The results are similar to those produced by standard care for ATTR, which typically drives an 80% reduction in the disease-causing proteins. But that standard care is far more burdensome, requiring either an infusion every three weeks or a shot every week, while the CRISPR treatment appears to provide permanent changes with just a single treatment.
For Doherty's part, he said he feels "fantastic. It's just phenomenal."
What this means for the future of CRISPR
According to MedCity News, experts said the early results of this trial are a breakthrough for the CRISPR technology, as it's the first time a treatment driven by CRISPR has been infused directly into a patient and allowed to find its way to the correct cells. Previously, researchers have either had to harvest the targeted cells, edit them externally, and then re-infuse them back into the patients, or directly inject CRISPR to the target area—neither of which would work for this particular disease, STAT+ reports.
According to "Shots," researchers believe this new approach could ultimately enable treatment for other conditions and diseases in which harvesting cells or directly injecting CRISPR isn't feasible, such as Alzheimer's disease, heart disease, and more.
"This is the first example in which CRISPR-Cas9 is injected directly into the bloodstream—in other words, systemic administration—where we use it as a way to reach a tissue that's far away from the site of injection and very specifically use it to edit disease-causing genes," John Leonard, CEO of Intellia Therapeutics, said.
He added, "This is really opening a new era as we think about gene-editing, where we can begin to think about accessing all kinds of different tissue in the body via systemic administration."
Gillmore—who served as the national coordinating investigator for the Phase 1 trials—said the results not only appear to have "the potential to completely revolutionize the outcome for [ATTR] patients who have lived with this disease in their family for many generations," but also "provide proof of concept for a promising new therapeutic strategy."
Separately, Jennifer Doudna, from the University of California-Berkeley, who won a Nobel Prize for her help developing CRISPR and co-founded Intellia, said the trial represents "a major milestone," indicating that "we can overcome one of the biggest challenges with applying CRISPR clinically so far, which is being able to deliver it systemically and get it to the right place."

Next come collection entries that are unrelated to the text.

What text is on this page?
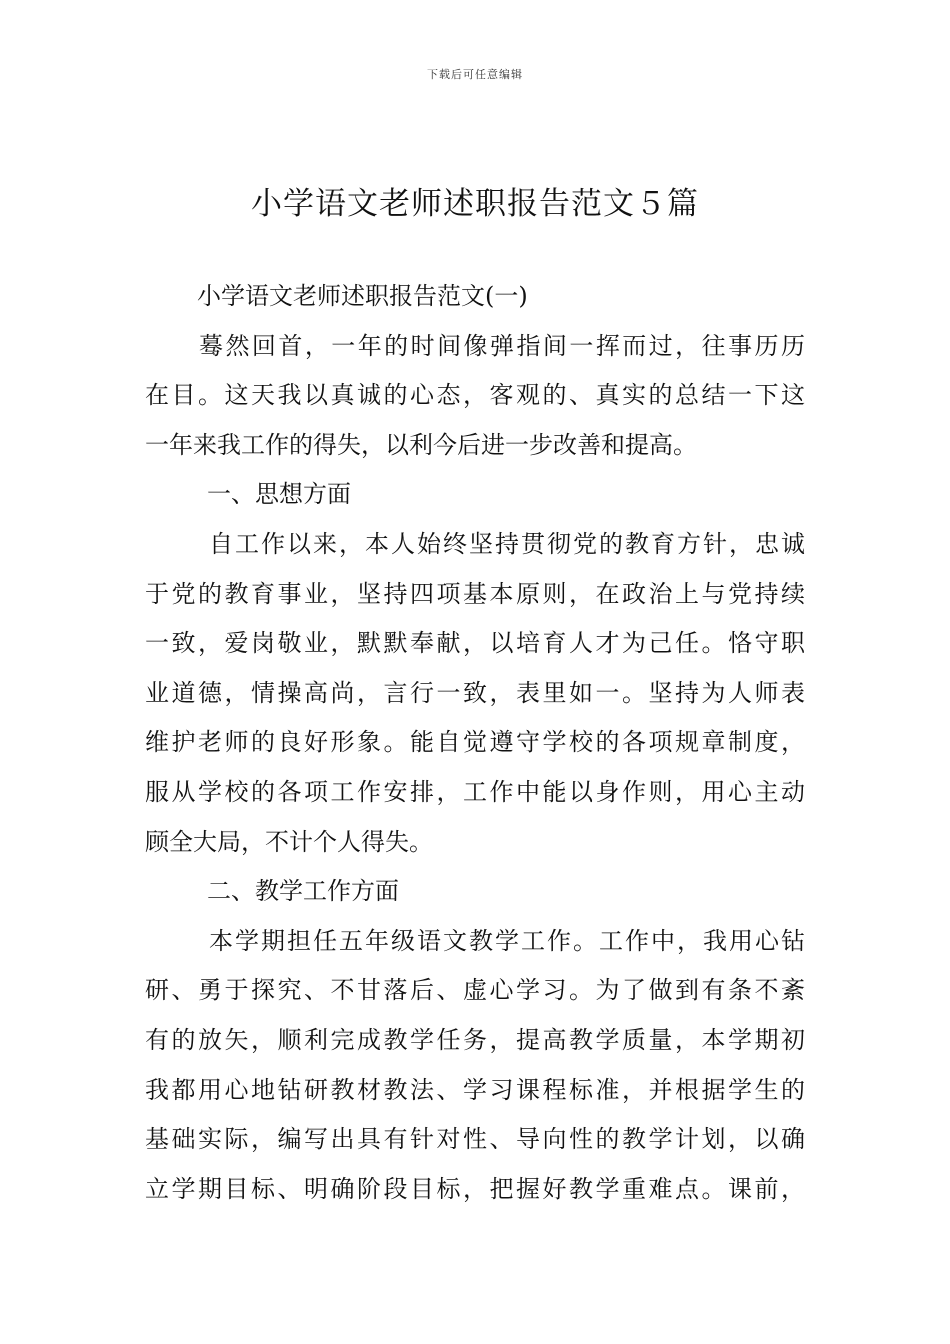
下载后可任意编辑
小学语文老师述职报告范文５篇
小学语文老师述职报告范文(一)
蓦然回首，一年的时间像弹指间一挥而过，往事历历
在目。这天我以真诚的心态，客观的、真实的总结一下这
一年来我工作的得失，以利今后进一步改善和提高。
一、思想方面
自工作以来，本人始终坚持贯彻党的教育方针，忠诚
于党的教育事业，坚持四项基本原则，在政治上与党持续
一致，爱岗敬业，默默奉献，以培育人才为己任。恪守职
业道德，情操高尚，言行一致，表里如一。坚持为人师表
维护老师的良好形象。能自觉遵守学校的各项规章制度，
服从学校的各项工作安排，工作中能以身作则，用心主动
顾全大局，不计个人得失。
二、教学工作方面
本学期担任五年级语文教学工作。工作中，我用心钻
研、勇于探究、不甘落后、虚心学习。为了做到有条不紊
有的放矢，顺利完成教学任务，提高教学质量，本学期初
我都用心地钻研教材教法、学习课程标准，并根据学生的
基础实际，编写出具有针对性、导向性的教学计划，以确
立学期目标、明确阶段目标，把握好教学重难点。课前，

The key to this study is the use of LNPs with CRISPR, Daniel Anderson, a chemical engineer at the Massachusetts Institute of Technology and scientific co-founder of CRISPR Therapeutics, said.
"There's no question that LNPs are the hero here because without them, CRISPR is a very exciting technology but it would simply not be used in this fashion," Anderson said. "Now we've got an exciting genome editing early result, so I think it's fair to say LNPs are clearly here to stay, at least for a while." (Walrath, Boston Business Journal, 6/28; Vinluan, MedCity News, 6/28; Molteni, STAT+ [subscription required], 6/26; Stein, "Shots," NPR, 6/26).